I also recoloured the Brigrrnd figmon this week to better match the new reddish Discord element!
This is one I'm most concerned about being too much. Would people just see it as 'ew, math(s)!', and think they're expected to memorise and actively use this formula or something? Perhaps the only people who'd appreciate this insight into the behind-the-scenes would be a minority. Does it also disrupt immersion? Does awareness of and engagement with D&D's rules?
This image needs updating, but I need to draw the item icons first.
Phew! Congratulations on getting through all those if you did!!
I'm curious to hear how what you think of the level of detail seen in them! Too much? Too confusing?
Obviously the context would make a difference; you wouldn't be bombarded with this amount of information all at once in the game. So I'll be curious to hear from testers about that again during the next test.
The stuff I still need to do is largely tedious, nitpicky, or fixing weird bugs I don't know how to reproduce, and I'd say a lot of it isn't
necessary to move on to the next stage...
So I think what I'll do is say I'll spend the next week on it, then run the next alpha the week after that. I'll ask for volunteers next weekend.
Quick personal note: My parents were away for two weeks, but are back now. Bleh. I miss the quiet and expanded personal space already. I need to move out.

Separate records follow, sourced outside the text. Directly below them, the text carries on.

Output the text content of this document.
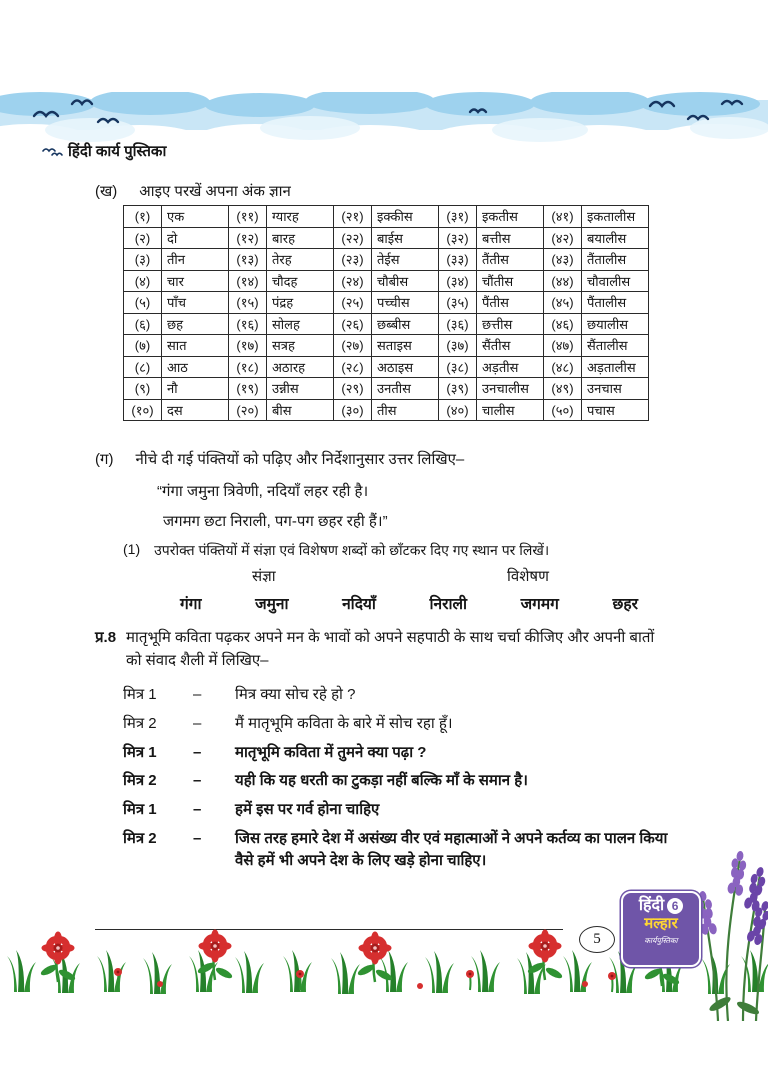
हिंदी कार्य पुस्तिका
(ख) आइए परखें अपना अंक ज्ञान
(१)	एक	(११)	ग्यारह	(२१)	इक्कीस	(३१)	इकतीस	(४१)	इकतालीस
(२)	दो	(१२)	बारह	(२२)	बाईस	(३२)	बत्तीस	(४२)	बयालीस
(३)	तीन	(१३)	तेरह	(२३)	तेईस	(३३)	तैंतीस	(४३)	तैंतालीस
(४)	चार	(१४)	चौदह	(२४)	चौबीस	(३४)	चौंतीस	(४४)	चौवालीस
(५)	पाँच	(१५)	पंद्रह	(२५)	पच्चीस	(३५)	पैंतीस	(४५)	पैंतालीस
(६)	छह	(१६)	सोलह	(२६)	छब्बीस	(३६)	छत्तीस	(४६)	छयालीस
(७)	सात	(१७)	सत्रह	(२७)	सताइस	(३७)	सैंतीस	(४७)	सैंतालीस
(८)	आठ	(१८)	अठारह	(२८)	अठाइस	(३८)	अड़तीस	(४८)	अड़तालीस
(९)	नौ	(१९)	उन्नीस	(२९)	उनतीस	(३९)	उनचालीस	(४९)	उनचास
(१०)	दस	(२०)	बीस	(३०)	तीस	(४०)	चालीस	(५०)	पचास
(ग) नीचे दी गई पंक्तियों को पढ़िए और निर्देशानुसार उत्तर लिखिए–
“गंगा जमुना त्रिवेणी, नदियाँ लहर रही है।
जगमग छटा निराली, पग-पग छहर रही हैं।”
(1) उपरोक्त पंक्तियों में संज्ञा एवं विशेषण शब्दों को छाँटकर दिए गए स्थान पर लिखें।
संज्ञा	विशेषण
गंगा	जमुना	नदियाँ	निराली	जगमग	छहर
प्र.8 मातृभूमि कविता पढ़कर अपने मन के भावों को अपने सहपाठी के साथ चर्चा कीजिए और अपनी बातों को संवाद शैली में लिखिए–
मित्र 1	–	मित्र क्या सोच रहे हो ?
मित्र 2	–	मैं मातृभूमि कविता के बारे में सोच रहा हूँ।
मित्र 1	–	मातृभूमि कविता में तुमने क्या पढ़ा ?
मित्र 2	–	यही कि यह धरती का टुकड़ा नहीं बल्कि माँ के समान है।
मित्र 1	–	हमें इस पर गर्व होना चाहिए
मित्र 2	–	जिस तरह हमारे देश में असंख्य वीर एवं महात्माओं ने अपने कर्तव्य का पालन किया वैसे हमें भी अपने देश के लिए खड़े होना चाहिए।
5
हिंदी 6
मल्हार
कार्यपुस्तिका
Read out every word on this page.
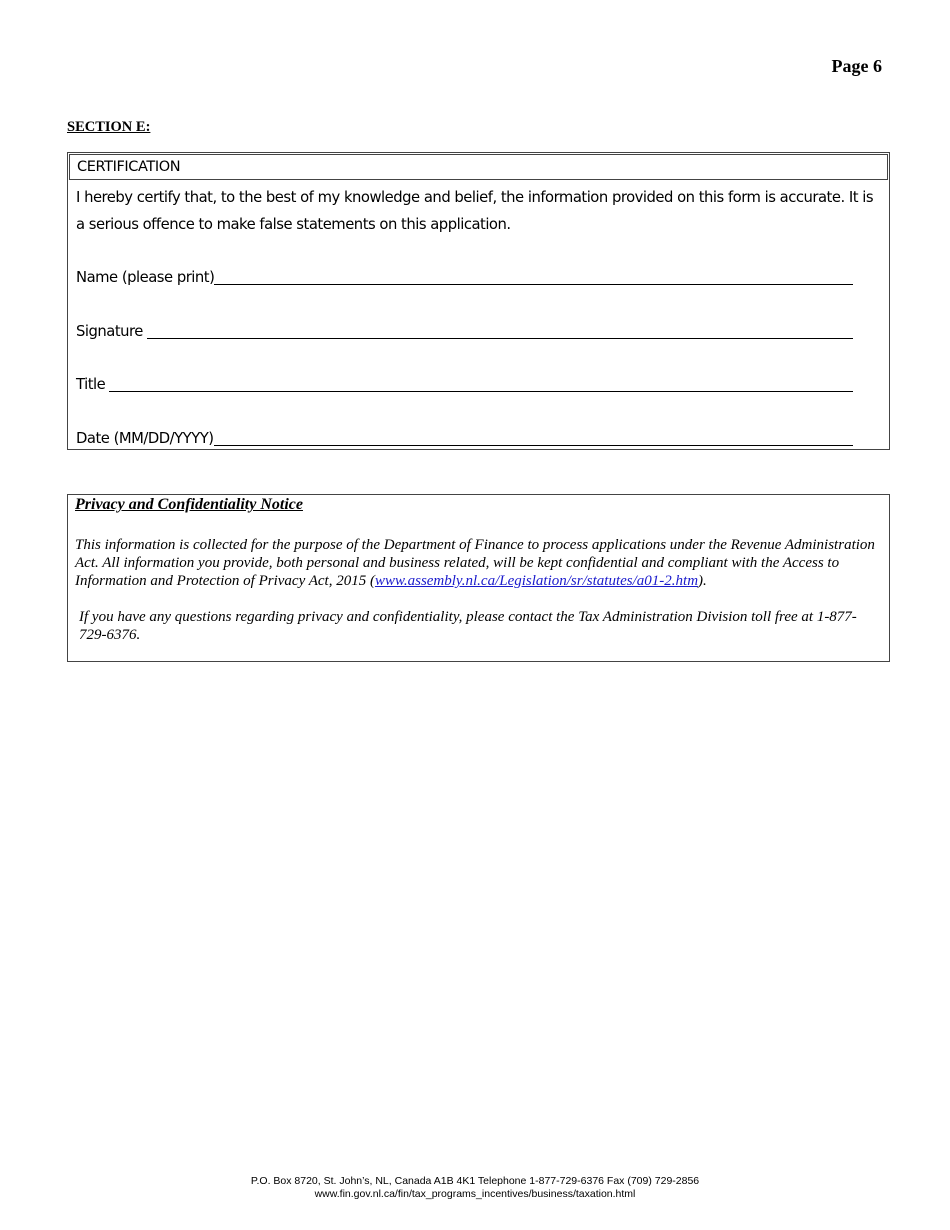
Page 6
SECTION E:
CERTIFICATION
I hereby certify that, to the best of my knowledge and belief, the information provided on this form is accurate. It is a serious offence to make false statements on this application.
Name (please print)
Signature
Title
Date (MM/DD/YYYY)
Privacy and Confidentiality Notice
This information is collected for the purpose of the Department of Finance to process applications under the Revenue Administration Act. All information you provide, both personal and business related, will be kept confidential and compliant with the Access to Information and Protection of Privacy Act, 2015 (www.assembly.nl.ca/Legislation/sr/statutes/a01-2.htm).
If you have any questions regarding privacy and confidentiality, please contact the Tax Administration Division toll free at 1-877-729-6376.
P.O. Box 8720, St. John’s, NL, Canada A1B 4K1 Telephone 1-877-729-6376 Fax (709) 729-2856
www.fin.gov.nl.ca/fin/tax_programs_incentives/business/taxation.html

I had long talks with a couple of my three remaining real-world friends over those two weeks. One mentioned her friends who are doing freelance web development, which I think I talked about last week?

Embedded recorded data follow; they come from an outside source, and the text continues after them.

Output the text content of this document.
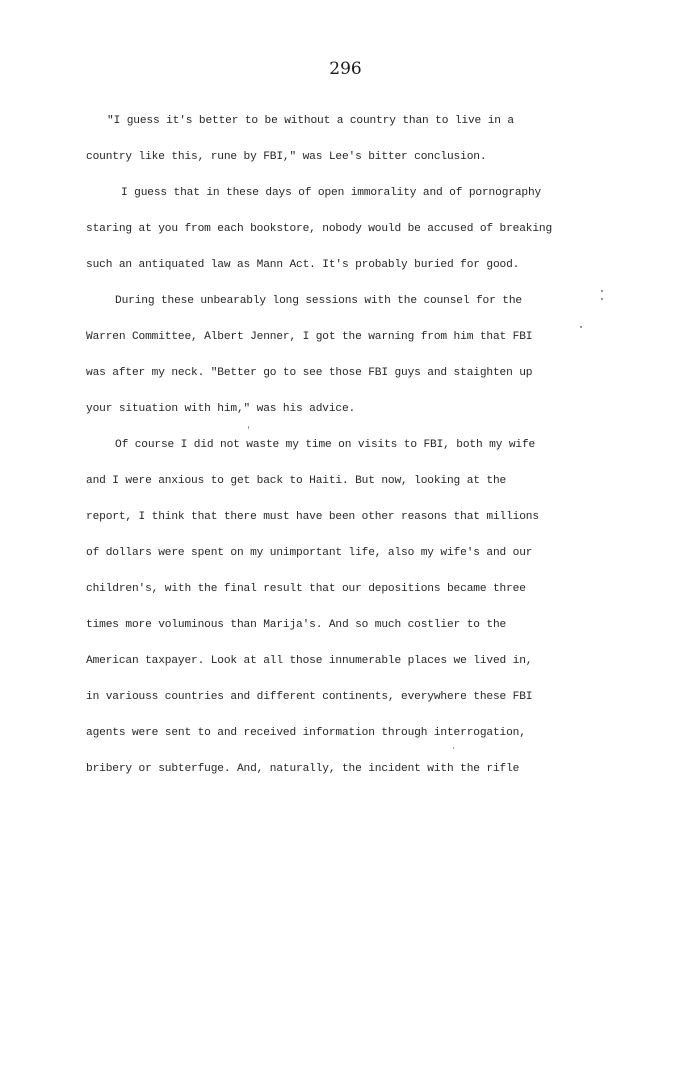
296
"I guess it's better to be without a country than to live in a
country like this, rune by FBI," was Lee's bitter conclusion.
I guess that in these days of open immorality and of pornography
staring at you from each bookstore, nobody would be accused of breaking
such an antiquated law as Mann Act. It's probably buried for good.
During these unbearably long sessions with the counsel for the
Warren Committee, Albert Jenner, I got the warning from him that FBI
was after my neck. "Better go to see those FBI guys and staighten up
your situation with him," was his advice.
Of course I did not waste my time on visits to FBI, both my wife
and I were anxious to get back to Haiti. But now, looking at the
report, I think that there must have been other reasons that millions
of dollars were spent on my unimportant life, also my wife's and our
children's, with the final result that our depositions became three
times more voluminous than Marija's. And so much costlier to the
American taxpayer. Look at all those innumerable places we lived in,
in variouss countries and different continents, everywhere these FBI
agents were sent to and received information through interrogation,
bribery or subterfuge. And, naturally, the incident with the rifle
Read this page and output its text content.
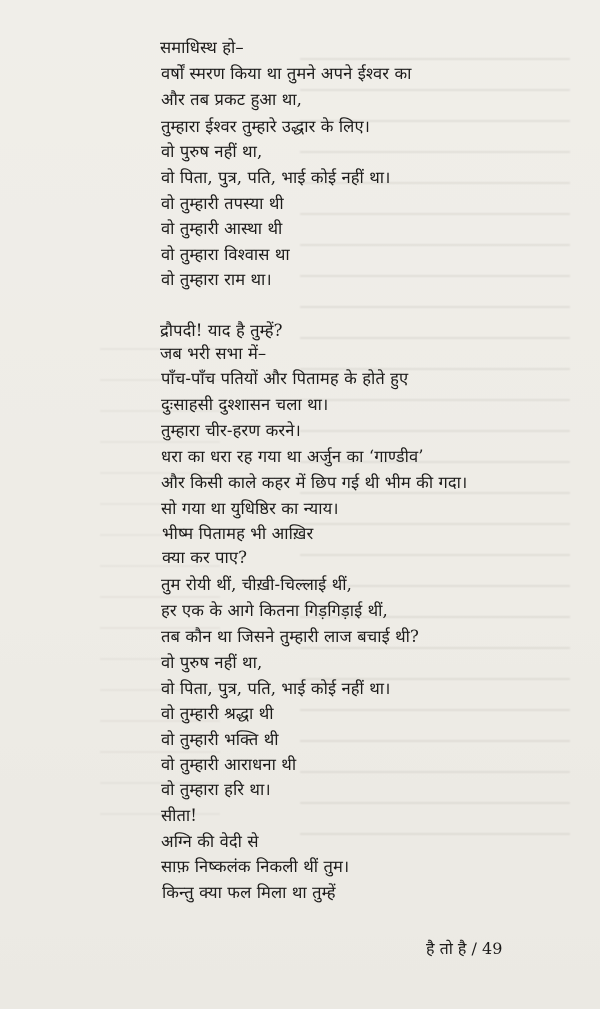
समाधिस्थ हो–
वर्षों स्मरण किया था तुमने अपने ईश्वर का
और तब प्रकट हुआ था,
तुम्हारा ईश्वर तुम्हारे उद्धार के लिए।
वो पुरुष नहीं था,
वो पिता, पुत्र, पति, भाई कोई नहीं था।
वो तुम्हारी तपस्या थी
वो तुम्हारी आस्था थी
वो तुम्हारा विश्वास था
वो तुम्हारा राम था।
द्रौपदी! याद है तुम्हें?
जब भरी सभा में–
पाँच-पाँच पतियों और पितामह के होते हुए
दुःसाहसी दुश्शासन चला था।
तुम्हारा चीर-हरण करने।
धरा का धरा रह गया था अर्जुन का ‘गाण्डीव’
और किसी काले कहर में छिप गई थी भीम की गदा।
सो गया था युधिष्ठिर का न्याय।
भीष्म पितामह भी आख़िर
क्या कर पाए?
तुम रोयी थीं, चीख़ी-चिल्लाई थीं,
हर एक के आगे कितना गिड़गिड़ाई थीं,
तब कौन था जिसने तुम्हारी लाज बचाई थी?
वो पुरुष नहीं था,
वो पिता, पुत्र, पति, भाई कोई नहीं था।
वो तुम्हारी श्रद्धा थी
वो तुम्हारी भक्ति थी
वो तुम्हारी आराधना थी
वो तुम्हारा हरि था।
सीता!
अग्नि की वेदी से
साफ़ निष्कलंक निकली थीं तुम।
किन्तु क्या फल मिला था तुम्हें
है तो है / 49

The other - who I only talked to last night, in a video call - is living with her partner in her own place and working from home doing a tech job for decent pay... but she spent a long time talking about how frustrated and lost and unsatisfied she was by it all. It put some things into perspective, and made me appreciate how personally fulfilling what I'm doing now is, and dread how bleak the alternatives would be (hardly for the first time).
Do we toil away in poverty doing something we love, or do something we only tolerate in order to pay the bills? Most people do the latter because they have no choice.
I'll just have to hope that a Kickstarter - which I should do sooner in the coming months - will earn enough for the time I've spent on Atonal Dreams to have not been a complete waste.
I've also been thinking a lot about how I need to open commenting here and the Discord up to the public, I need to engage more on social media, since that's apparently crucial... but I've already talked about that a lot before. I'll need to focus on it in earnest once the game's ready enough to properly promote, though, which it almost is. About which I have very mixed feelings.